Search Filters not working to limit users to an AD group

Byron_Hay · April 10, 2016, 4:32pm

Installed 4.0.2, integrated with AD, but groupSearchFilter and searchFilter are not working, as I’m seeing all groups and all users

baseDN is root of AD

have group in “Users” container called “MessagingUsers” with 86 members

in console, I see ALL groups and ALL users from my entire AD - approximately 900 items.

Here is the text from my openfire.xml file pertaining to searching AD:

baseDN is “DC=xxxxxxxxxxxx,DC=xxxxx” (redacted)

Everything else seems to be working fine. What am I missing?

To clarify, I’m trying to limit users to an AD group called “MessagingUser”, but my settings are not limiting anything. All users and all groups are showing in the Users/Groups window, and test users that are not in the MessagingUser group are still able to log in. I need to ensure that only members of that group can log in.

I could really use some help here!

Thanks

speedy · April 10, 2016, 11:29pm

Your filter doesn’t look quite right. Perhaps this document will help point you in the right direction

How to Setup Authentication Groups with LDAP/AD

Byron_Hay · April 11, 2016, 2:06am

OK, I’ve re-posted your article here for the purpose of asking some additional questions within this same original thread.

YOUR TEXT FROM THE LINK ABOVE:

In this example I’ll be using the following:

AD domain = AD-DOMAIN.local

access group = Openfire Access Group

roster groups = _IM Group1, _IM Group2

(*note - I’ll be using _IM as part of a wildcard search, so all my groups start with _IM for that reason)

First create your security groups:

Create a Domain Local Security Group. In our example call it Openfire Access Group. In this example, I’ve placed the group in the user container

DOES THE GROUP “HAVE” TO BE DOMAIN LOCAL? OR IS THAT JUST SO THAT YOU CAN ADD THE OTHER GROUPS? IN OTHER WORDS, IF I ONLY HAVE ONE GROUP, CAN IT BE GLOBAL AND STILL WORK PROPERLY?

Create regular security groups (usually Global).
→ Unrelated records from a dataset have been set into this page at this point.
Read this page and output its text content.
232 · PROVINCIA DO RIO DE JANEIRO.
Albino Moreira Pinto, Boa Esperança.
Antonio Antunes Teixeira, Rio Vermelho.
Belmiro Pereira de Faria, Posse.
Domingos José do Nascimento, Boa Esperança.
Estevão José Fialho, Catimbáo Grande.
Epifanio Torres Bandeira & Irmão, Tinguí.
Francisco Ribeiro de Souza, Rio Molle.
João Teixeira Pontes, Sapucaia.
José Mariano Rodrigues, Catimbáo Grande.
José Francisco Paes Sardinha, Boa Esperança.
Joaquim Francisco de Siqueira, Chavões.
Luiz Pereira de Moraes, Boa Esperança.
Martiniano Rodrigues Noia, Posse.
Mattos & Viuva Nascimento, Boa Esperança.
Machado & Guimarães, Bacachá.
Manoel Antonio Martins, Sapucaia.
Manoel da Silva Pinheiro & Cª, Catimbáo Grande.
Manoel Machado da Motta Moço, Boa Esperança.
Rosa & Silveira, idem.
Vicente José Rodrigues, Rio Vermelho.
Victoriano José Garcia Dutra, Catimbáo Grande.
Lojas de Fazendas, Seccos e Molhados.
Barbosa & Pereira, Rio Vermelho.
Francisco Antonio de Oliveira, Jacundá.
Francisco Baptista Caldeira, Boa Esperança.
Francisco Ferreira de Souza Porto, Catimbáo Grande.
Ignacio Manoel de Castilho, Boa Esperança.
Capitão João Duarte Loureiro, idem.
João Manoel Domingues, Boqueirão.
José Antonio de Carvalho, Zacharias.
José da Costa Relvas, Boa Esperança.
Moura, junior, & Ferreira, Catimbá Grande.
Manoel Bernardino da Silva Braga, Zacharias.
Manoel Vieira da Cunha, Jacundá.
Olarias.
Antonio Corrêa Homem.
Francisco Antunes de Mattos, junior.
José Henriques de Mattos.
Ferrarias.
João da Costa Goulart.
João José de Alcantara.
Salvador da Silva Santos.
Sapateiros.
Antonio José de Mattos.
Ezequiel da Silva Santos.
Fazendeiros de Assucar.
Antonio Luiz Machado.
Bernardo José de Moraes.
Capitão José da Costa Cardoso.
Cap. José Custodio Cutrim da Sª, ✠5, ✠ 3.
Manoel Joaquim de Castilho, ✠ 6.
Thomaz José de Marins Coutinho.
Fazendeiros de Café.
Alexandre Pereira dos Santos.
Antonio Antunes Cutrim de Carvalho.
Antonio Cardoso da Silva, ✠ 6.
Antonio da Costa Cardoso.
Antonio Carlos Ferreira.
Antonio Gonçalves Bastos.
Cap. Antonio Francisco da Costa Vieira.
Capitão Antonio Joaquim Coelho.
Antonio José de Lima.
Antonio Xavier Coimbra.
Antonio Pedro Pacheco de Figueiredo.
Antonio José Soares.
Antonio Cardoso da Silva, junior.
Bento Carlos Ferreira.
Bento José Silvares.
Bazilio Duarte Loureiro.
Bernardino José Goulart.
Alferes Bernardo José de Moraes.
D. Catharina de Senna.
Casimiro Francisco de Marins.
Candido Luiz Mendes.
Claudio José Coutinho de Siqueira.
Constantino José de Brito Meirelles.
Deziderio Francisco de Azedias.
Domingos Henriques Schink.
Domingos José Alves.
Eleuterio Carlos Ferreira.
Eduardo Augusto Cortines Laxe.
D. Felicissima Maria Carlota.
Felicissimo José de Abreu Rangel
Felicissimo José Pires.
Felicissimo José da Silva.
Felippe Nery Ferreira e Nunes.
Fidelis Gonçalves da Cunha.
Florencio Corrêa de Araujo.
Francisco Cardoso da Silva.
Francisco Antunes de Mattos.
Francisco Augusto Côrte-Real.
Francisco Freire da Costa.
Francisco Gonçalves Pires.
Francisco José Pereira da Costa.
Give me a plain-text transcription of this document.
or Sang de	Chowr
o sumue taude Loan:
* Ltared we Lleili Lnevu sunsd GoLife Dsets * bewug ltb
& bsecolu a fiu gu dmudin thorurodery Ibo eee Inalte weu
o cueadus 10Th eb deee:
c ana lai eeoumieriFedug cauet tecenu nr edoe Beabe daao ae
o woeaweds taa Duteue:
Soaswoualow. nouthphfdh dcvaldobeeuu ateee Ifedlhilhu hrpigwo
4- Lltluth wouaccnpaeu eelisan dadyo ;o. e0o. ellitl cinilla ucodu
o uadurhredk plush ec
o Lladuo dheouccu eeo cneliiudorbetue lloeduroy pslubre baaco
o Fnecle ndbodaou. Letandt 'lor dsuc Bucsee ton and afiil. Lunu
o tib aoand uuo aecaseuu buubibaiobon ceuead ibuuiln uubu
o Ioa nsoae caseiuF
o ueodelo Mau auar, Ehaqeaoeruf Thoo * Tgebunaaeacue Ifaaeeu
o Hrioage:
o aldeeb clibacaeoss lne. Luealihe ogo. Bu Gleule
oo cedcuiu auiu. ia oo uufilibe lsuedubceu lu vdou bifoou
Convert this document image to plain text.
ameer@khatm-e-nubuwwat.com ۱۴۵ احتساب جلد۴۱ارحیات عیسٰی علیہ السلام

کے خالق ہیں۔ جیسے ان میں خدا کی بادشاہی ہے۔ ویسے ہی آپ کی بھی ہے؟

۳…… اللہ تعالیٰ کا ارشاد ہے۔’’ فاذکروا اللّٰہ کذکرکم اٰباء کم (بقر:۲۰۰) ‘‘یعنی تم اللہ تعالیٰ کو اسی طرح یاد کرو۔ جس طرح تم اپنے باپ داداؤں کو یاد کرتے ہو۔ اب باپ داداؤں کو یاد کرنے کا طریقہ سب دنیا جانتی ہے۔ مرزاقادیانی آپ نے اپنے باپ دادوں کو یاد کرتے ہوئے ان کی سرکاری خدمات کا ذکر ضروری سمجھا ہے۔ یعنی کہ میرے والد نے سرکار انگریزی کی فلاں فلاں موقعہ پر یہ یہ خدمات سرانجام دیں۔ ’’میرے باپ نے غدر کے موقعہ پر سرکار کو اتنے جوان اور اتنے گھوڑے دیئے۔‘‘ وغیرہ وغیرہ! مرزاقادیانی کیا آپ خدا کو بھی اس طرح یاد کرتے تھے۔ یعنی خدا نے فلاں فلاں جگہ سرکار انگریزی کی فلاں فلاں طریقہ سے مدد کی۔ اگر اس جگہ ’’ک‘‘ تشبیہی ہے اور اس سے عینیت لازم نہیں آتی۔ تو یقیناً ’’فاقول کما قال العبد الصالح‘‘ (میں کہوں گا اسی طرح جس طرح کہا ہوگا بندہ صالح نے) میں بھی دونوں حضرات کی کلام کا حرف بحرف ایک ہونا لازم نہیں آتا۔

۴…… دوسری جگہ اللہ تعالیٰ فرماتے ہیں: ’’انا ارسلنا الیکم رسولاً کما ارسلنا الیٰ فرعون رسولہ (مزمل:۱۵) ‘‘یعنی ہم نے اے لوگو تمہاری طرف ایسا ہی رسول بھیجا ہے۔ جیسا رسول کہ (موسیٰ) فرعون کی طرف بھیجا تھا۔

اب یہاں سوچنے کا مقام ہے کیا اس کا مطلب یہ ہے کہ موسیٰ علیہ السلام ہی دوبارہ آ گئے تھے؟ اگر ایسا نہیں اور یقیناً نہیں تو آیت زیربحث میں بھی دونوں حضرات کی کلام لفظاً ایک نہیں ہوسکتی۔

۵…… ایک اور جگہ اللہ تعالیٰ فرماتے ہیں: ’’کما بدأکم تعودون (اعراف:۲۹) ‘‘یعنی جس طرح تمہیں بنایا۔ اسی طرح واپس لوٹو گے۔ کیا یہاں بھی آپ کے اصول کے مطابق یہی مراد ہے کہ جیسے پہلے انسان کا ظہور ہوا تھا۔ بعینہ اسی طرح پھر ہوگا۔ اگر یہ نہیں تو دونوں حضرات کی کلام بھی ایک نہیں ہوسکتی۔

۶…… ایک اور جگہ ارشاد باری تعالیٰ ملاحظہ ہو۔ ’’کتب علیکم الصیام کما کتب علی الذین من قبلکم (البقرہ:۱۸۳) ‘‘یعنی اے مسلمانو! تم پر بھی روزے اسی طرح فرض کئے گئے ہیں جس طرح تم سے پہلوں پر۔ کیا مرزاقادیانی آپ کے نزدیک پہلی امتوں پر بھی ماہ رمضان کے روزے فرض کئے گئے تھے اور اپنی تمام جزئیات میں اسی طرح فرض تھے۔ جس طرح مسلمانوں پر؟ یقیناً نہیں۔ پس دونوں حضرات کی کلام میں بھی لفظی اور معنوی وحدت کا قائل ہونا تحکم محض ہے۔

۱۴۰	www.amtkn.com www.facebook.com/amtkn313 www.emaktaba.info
In this example: _IM Group1 and _IM Group2.
Make _IM Group1 and _IM Group2 members of the Openfire Access Group
Add your users to the _IM groups

NOTE: be sure to include your openfire admin account in a group, or you will not be able to log into the admin page.

Next, set your system properties in openfire:

ldap.baseDN

DC=AD-DOMAIN,DC=local

ldap.groupSearchFilter

(objectClass=group)(cn=_IM*)

*This will only list groups that start with _IM

**ldap.searchfilter(&(objectclass=organizationalPerson)(|(memberOf:1.2.840.113556. 1.4.1941:=CN=Openfire Access Group,CN=Users,DC=AD-DOMAIN,DC=local))(!(userAccountControl:1.2.840.113556.1.4. 803:=2))) ** WHERE DO THE NUMBERS COME FROM? ARE THEY THE SAME FOR EVERY ACTIVE DIRECTORY? OR DO I NEED TO LOCATE SOME FOR MY ACTIVE DIRECTORY? ARE THEY NECESSARY FOR THIS TO WORK?

watch out for cut and paste issues. Sometimes an extra spaces will be added in the string that will need to be removed. There should be no spaces in memberOF or userAccountControl.

*This string will only allow, and display users that are members of the Openfire Access Group (including members of nested groups) that we created earlier. Disabled user accounts are excluded.

Restart Openfire.

At this point, only the _IM groups will be listed, as will only the users of the groups.

Enable Contact List Sharing for shared rosters. (optional)

WHERE DO I APPLY ALL OF THIS? WITHIN THE OPENFIRE.XML FILE? OR FROM WITHIN THE CONSOLE UNDER SERVER PROFILE SETTINGS?

Thank you VERY much for your reply!

speedy · April 11, 2016, 2:00pm

I’ll try to answer your questions…

the group doesn’t have to be a domain local group, unless you plan on using nested groups.
the memberOf:1.2.840.113556.1.4.1941:= is MS AD attribute for group membership and used to help with nested groups…!(userAccountControl:1.2.840.113556.1.4. 803:=2 is used to exclude disabled users from the search.
To enabled shared rosters, this is done from within the openfire admin interface user users/groups

Byron_Hay · April 11, 2016, 5:42pm

speedy,

Thanks! I figured out that the number codes were pre-defined search parameters for groups in active directory. (Learned something new today!)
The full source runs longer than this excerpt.